Inspired by Eliz's recent post
regarding the ease, simplicity, and overwhelming reward of soup-making, as well as the cold weather that punched us in the gut over the weekend, I bought a bunch of Eastern European-ish ingredients and threw them in a pot tonight. The deep, rich smells of cabbage, locally-made kielbasa by Hummel Brothers, white beans, and loads of dill and caraway are wafting through my house as I type. We'll eat it tomorrow night after the cabbage has gotten a chance to turn silky and the broth enriches a bit in the fridge. After which point I am certain that a different kind of deep, rich smell will begin to rise from the couch. Ahem. Damned, delicious cruciferous vegetables.
We've been eating not such exciting stuff lately. One of the reasons I love Andy so much is that he is game to indulge, on occasion, setting all moral qualms aside, in bad chain Tex-Mex fare with me at 3:30 on a Sunday afternoon, because it's not a good idea to go hungry to Trader Joe's and On The Border
is so seductive in this barren Mexican-food-free-zone known as Central Coastal Connecticut*. But I would like to give a shout-out to the Westville Kosher Market and Deli
out near Amity Wines & Spirits. If you are in need of babaganoush, spicy pepper salad, ethereal fluffy pita, cauliflower salad with tahini, and general Jewish grandmotherly and grandfatherly good cheer and fawning, look no further. Careful, though -- they close RIGHT AT SEVEN. Not 7:01. And sometimes more like 6:49.
*Okay, we could have gone to Taqueria Mexicana #2, home of the Foot Taco
, but that requires a several-mile detour up the Post Road.
I am back, and have had loads of other lovely food since my return, including a Camembert smuggled in from Quebec that smelled like sewage but tasted divine courtesy of Sonya and Ted
, but just briefly, here is Helsinki
(and the exhibition
, which is the reason I was there). Apologies to those who have read this before, but here is the briefest and easiest synopsis of the trip:
Helsinki is a very small city with not a zillion obvious things to do, but the things there are to do are fun. It was not yet cold or dark -- the weather was just kind of like fall is here. The Finnish Home Depot is called Bauhaus. They get drunk very early in the night, pee in the bushes neat the post office, and then keep drinking.
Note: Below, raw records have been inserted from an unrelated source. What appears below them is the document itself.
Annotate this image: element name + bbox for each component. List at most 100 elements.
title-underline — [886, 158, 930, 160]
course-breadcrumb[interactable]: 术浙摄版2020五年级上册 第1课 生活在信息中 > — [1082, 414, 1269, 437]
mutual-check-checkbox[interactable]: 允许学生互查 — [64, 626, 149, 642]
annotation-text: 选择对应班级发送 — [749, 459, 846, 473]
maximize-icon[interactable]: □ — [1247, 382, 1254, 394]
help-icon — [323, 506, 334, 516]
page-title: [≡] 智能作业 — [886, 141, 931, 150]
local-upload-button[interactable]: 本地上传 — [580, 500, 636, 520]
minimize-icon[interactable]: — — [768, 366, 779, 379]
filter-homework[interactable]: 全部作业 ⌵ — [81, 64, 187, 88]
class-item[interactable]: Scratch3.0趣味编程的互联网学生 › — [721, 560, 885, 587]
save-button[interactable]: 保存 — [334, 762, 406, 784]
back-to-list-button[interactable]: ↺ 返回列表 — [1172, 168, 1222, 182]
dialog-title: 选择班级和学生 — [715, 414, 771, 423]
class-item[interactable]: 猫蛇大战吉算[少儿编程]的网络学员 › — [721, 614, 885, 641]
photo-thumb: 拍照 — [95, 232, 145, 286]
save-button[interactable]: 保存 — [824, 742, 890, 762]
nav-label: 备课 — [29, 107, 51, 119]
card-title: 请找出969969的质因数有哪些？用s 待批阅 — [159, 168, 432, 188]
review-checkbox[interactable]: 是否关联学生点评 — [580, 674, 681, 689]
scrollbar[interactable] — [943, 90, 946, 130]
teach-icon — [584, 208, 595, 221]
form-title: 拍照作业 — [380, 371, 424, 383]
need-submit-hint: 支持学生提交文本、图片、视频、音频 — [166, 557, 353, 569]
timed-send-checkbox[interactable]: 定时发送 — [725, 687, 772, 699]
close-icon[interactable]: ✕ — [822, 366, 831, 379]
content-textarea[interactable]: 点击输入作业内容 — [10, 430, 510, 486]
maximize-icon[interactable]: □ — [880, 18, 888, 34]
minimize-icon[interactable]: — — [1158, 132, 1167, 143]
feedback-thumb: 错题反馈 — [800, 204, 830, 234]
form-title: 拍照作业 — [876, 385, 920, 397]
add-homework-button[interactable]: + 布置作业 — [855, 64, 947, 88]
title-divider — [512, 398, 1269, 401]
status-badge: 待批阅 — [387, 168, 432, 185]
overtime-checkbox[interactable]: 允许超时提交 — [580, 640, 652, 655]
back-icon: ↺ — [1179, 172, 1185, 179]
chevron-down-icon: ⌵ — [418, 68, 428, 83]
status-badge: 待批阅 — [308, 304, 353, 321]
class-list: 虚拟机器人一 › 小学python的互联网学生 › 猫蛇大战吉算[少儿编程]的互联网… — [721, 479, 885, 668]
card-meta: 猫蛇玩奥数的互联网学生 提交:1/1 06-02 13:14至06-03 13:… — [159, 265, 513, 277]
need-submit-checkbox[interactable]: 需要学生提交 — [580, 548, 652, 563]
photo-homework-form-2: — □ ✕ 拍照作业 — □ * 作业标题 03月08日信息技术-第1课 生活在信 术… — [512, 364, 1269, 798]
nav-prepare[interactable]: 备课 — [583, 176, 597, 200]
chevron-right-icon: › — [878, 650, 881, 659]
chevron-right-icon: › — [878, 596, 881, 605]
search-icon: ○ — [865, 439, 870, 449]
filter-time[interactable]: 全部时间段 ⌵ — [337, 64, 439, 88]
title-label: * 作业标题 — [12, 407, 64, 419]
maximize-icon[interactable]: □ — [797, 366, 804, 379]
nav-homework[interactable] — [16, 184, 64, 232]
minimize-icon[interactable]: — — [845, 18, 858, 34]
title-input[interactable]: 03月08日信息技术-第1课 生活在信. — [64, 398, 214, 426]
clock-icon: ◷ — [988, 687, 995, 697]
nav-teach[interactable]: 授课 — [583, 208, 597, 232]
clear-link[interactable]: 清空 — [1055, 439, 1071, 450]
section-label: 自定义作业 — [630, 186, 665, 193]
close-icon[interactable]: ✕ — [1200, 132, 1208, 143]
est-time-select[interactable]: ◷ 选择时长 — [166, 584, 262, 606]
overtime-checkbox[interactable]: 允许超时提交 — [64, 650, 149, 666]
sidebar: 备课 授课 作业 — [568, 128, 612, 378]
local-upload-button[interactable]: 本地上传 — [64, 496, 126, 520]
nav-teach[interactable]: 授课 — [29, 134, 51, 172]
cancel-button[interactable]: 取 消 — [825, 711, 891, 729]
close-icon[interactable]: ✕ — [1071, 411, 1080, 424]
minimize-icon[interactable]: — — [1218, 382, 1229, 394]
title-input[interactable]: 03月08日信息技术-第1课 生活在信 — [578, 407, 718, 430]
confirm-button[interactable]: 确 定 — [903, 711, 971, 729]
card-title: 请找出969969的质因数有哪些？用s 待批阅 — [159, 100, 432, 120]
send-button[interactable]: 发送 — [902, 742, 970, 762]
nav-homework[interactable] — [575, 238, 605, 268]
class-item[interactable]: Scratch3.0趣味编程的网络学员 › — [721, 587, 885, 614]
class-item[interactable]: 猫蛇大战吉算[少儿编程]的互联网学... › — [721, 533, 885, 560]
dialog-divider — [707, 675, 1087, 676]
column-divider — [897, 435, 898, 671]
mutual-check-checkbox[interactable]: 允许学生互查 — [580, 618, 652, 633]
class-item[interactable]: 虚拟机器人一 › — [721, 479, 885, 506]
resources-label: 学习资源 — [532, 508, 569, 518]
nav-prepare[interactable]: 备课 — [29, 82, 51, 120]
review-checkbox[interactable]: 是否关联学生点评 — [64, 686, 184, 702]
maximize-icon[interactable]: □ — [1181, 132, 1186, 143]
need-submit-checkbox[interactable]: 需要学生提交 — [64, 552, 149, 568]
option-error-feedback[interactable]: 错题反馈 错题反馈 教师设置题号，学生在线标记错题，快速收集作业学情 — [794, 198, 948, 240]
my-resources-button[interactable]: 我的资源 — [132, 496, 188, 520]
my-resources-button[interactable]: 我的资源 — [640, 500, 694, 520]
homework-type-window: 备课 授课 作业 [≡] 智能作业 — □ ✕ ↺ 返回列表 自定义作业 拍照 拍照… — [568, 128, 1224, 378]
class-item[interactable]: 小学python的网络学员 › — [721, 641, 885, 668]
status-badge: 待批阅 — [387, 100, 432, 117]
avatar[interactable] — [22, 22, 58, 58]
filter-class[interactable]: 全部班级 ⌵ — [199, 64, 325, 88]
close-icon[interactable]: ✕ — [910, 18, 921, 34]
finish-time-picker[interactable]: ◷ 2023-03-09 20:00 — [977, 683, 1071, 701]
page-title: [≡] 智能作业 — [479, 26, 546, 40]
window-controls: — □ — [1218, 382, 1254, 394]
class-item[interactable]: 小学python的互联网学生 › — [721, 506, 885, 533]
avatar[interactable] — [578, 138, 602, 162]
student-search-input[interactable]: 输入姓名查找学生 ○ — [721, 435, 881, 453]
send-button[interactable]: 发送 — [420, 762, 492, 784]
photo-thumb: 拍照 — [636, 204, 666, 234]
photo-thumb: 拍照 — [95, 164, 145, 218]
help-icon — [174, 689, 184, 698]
It is extremely safe to walk home by oneself past the train station at 4:00 a.m. Not one person was wearing flip-flops, and I also saw not one cat. The herring section of the supermarket is the size of an entire dairy section here, and the dairy section there is the size of an American produce department. Reindeer is very mild though very very dark in color, and they eat it there the way we eat beef here -- in everything. The grocery store also sells frozen birch branches for use in the home sauna, of which there is invariably one. George Michael is the background music in the grocery store, where one can buy Lordi
Light Cola. The taxis are Mercedes and Volvo station wagons, and the cars are American-size, not French- or Italian-size. Everyone litters and pukes in the streets at 4:00 a.m. after leaving the bars, but then miraculously in the morning everything is sparkling clean again. People seem to love practicing their English with you, but they need no practice and speak better English than me. Strange English does occur, however. Several of us, including the Saarinen grandchildren, went to a bar called We Got Beef
. And it was not a gay bar.
I ate a lot of reindeer, drank some sea buckthorn juice, consumed my weight in smoked salmon at the hotel breakfast buffet every morning, wolfed down plates of fried vendace and parsnips, and admired far more herring than I could ever eat. The Finns, they know how to display their preserved fish.
And! On the way home, the Canadian coach, Joe Soares, from Murderball
was on my plane!
Bookending the Summer with Lobster
Alexandra Wentworth, in her WASP Cookbook
, writes that One Must Bookend the Summer with Lobster. Loyal readers might have thought I'd done that in Maine, but for me, the summer officially ends on Columbus Day, when Abbott's Lobster in the Rough
closes for the season. Dinner last night was a hot lobster roll: a Connecticut specialty involving not the mayonnaisey, celeried salad served elsewhere, but instead a quarter-pound scoop of pure lobster adulterated only by fresh, sweet melted butter. It is the food of the gods. I once went to a conference in Boston and arranged my entire itinerary to rent a car and fly back out of Hartford so that I could drive to Noank, CT and get my fix, since such things are not available in California. Last night I gilded the lily by also eating a bowl of their lobster bisque, which is pretty much a hot, thick lobster milkshake, enriched with extra butter and sherry. All this after a pre-birthday indulgence of a breakfast Dirt Ball at the Bantam Bread Company
-- a nutmeg muffin dipped in melted butter and rolled in sugar. Gee, good thing the Finns are known for their light 'n' healthy spa cuisine
! My hope is that a good sauna or two will sweat all the butter out of me.